Complaints of VVC peak when patients report dysuria and dyspareunia. By 5 and 6 days after treatment, all cases of moderate dysuria and dyspareunia had disappeared in the group treated with PGL compared to those treated with lactic acid alone. The positive effects induced by PGL are clinically important, as they may contribute to improve women’s psychological condition by reducing depression and anxiety associated with VVC. Maintenance of proper vaginal pH is critical for neutralizing potentially infectious microorganisms [1,37]. Importantly, only PGL was able to restore vaginal pH to an optimal level.
The beneficial effects of the formulation investigated in the present study could be attributed to the restoration of barrier activity of the vaginal mucosa due to the presence of mucomimetic substances. Indeed, grape seed extract has been shown to contribute to the repair of a damaged epithelium by restoring tight junctions [35], while pea proteins are known for their mucoadhesive and film-forming properties [25] which help to maintain the integrity of the vaginal mucosa, essential to prevent local inflammation, pathogen invasion, and subsequent recurrence [27-29].
Due to the complexity of the study design (i.e., patients enrollment, follow-up, etc.), this study has evident limitations: the small number of patients and the lack of a control group treated only with the antifungal drug. Nevertheless, due to the statistically significant difference between the PGL and lactic acid groups, the results are solid enough to support the potential benefits of PGL as an adjunct to clotrimazole in the treatment of VVC symptoms.
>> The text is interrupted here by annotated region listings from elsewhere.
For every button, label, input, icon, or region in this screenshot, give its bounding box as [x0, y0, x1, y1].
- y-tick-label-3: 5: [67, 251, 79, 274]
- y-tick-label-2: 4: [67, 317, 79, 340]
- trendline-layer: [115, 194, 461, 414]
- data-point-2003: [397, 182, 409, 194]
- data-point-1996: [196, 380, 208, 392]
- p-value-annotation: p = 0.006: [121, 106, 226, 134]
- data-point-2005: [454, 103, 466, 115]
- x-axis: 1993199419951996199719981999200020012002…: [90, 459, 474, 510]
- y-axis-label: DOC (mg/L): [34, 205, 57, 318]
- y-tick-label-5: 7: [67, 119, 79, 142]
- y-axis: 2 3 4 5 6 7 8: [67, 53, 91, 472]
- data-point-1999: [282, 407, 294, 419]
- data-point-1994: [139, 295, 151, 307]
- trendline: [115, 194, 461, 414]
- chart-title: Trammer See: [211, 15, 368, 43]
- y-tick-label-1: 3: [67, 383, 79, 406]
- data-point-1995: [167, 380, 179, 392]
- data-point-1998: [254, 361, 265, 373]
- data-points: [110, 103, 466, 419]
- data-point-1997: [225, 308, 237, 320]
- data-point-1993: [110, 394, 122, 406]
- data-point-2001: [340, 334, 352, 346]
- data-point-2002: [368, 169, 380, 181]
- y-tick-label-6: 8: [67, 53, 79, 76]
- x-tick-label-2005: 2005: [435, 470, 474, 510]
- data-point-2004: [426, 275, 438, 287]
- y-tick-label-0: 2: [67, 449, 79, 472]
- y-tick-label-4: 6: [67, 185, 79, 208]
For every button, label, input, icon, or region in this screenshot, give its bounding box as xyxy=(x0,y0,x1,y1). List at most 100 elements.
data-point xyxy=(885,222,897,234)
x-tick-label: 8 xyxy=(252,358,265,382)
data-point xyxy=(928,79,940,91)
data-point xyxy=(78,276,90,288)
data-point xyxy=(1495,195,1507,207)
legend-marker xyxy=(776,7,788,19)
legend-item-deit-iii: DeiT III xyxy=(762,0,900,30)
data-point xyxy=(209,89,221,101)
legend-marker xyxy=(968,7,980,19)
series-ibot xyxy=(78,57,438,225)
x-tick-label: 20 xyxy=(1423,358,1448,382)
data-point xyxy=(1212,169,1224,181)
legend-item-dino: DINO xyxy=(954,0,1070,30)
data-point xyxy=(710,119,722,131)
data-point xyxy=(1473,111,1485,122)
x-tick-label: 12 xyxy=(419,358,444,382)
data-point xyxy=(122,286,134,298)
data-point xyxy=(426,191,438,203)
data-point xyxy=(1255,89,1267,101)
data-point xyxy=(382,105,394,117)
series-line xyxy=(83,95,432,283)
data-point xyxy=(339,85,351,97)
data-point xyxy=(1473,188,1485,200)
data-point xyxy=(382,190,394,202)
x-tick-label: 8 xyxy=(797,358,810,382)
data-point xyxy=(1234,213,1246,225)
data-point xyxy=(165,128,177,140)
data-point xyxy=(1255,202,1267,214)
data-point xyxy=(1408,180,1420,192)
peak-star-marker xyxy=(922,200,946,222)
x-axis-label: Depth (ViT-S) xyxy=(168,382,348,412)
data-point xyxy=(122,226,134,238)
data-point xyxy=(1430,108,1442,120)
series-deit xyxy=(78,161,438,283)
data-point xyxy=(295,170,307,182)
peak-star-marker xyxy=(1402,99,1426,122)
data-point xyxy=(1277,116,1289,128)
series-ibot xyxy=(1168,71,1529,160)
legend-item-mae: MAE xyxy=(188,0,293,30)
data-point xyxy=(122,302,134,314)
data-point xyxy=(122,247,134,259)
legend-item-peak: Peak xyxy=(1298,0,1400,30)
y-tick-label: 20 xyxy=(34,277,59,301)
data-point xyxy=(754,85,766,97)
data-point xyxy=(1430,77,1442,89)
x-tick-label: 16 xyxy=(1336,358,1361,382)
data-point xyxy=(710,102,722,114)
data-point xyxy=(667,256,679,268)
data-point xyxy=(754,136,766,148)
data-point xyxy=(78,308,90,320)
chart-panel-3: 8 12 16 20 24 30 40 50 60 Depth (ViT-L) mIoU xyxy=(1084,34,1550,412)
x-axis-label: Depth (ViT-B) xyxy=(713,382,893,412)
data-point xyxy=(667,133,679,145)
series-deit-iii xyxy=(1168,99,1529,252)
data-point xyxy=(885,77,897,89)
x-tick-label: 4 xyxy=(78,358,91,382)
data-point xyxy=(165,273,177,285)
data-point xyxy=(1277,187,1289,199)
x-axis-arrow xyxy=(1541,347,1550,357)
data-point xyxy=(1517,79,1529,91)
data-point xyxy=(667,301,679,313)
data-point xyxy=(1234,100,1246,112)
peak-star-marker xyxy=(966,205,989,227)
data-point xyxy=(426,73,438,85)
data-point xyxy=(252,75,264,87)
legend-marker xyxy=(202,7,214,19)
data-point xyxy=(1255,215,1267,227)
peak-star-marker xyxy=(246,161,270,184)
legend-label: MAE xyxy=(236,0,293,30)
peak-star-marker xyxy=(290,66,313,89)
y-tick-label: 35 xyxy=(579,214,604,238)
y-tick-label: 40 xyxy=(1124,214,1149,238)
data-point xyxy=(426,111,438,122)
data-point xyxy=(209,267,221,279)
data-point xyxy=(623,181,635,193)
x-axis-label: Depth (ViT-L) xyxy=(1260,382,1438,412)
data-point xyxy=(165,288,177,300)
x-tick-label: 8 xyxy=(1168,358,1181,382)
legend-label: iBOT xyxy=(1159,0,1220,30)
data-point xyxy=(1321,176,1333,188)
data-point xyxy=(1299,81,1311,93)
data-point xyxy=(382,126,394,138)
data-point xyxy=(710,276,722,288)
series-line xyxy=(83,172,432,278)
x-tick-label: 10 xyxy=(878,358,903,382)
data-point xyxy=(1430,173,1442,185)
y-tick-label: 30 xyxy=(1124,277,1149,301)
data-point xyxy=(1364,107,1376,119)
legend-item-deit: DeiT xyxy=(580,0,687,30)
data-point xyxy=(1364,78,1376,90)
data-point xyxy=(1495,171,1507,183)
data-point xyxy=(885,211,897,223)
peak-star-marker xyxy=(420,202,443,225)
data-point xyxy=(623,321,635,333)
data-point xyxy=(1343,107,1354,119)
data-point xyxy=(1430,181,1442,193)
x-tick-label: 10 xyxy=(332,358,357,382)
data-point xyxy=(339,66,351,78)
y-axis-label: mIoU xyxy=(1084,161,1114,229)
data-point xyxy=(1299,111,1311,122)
Overall, these results suggest that the use of the PGL formulation could be very helpful as adjunctive treatment to support standard pharmacological therapies in treating VVC and preventing its recurrence; for this reason, the results seem to confirm the evidence of PGL safety and efficacy for the management of patients with VVC. It may also be interesting to explore PGL as a therapeutic option for other types of vaginal infections, particularly those thought to be due to an imbalance in the vaginal microbiota. Future studies should examine the efficacy of PGL in a larger cohort of patients with RVVC to confirm these findings. In addition, it would be useful to study the efficacy of PGL without concurrent antifungal therapy to possibly reduce the use of azoles and thus avoid further selection of drug-resistant species.
Disclosure
The authors have no competing interests with Devintec SAGL and were independent clinicians selected by CEBIS International SRL. All Investigators declares that they received investigator honoraria for this study.
Acknowledgement
We acknowledge the activity of the Contract Research Organization (CRO) for the study performance, monitoring and statistical analysis (CEBIS International SRL; 47 Theodor Pallady, Helios Business Centre | Entrance B, 3rd Floor, 032275 Bucharest, Romania).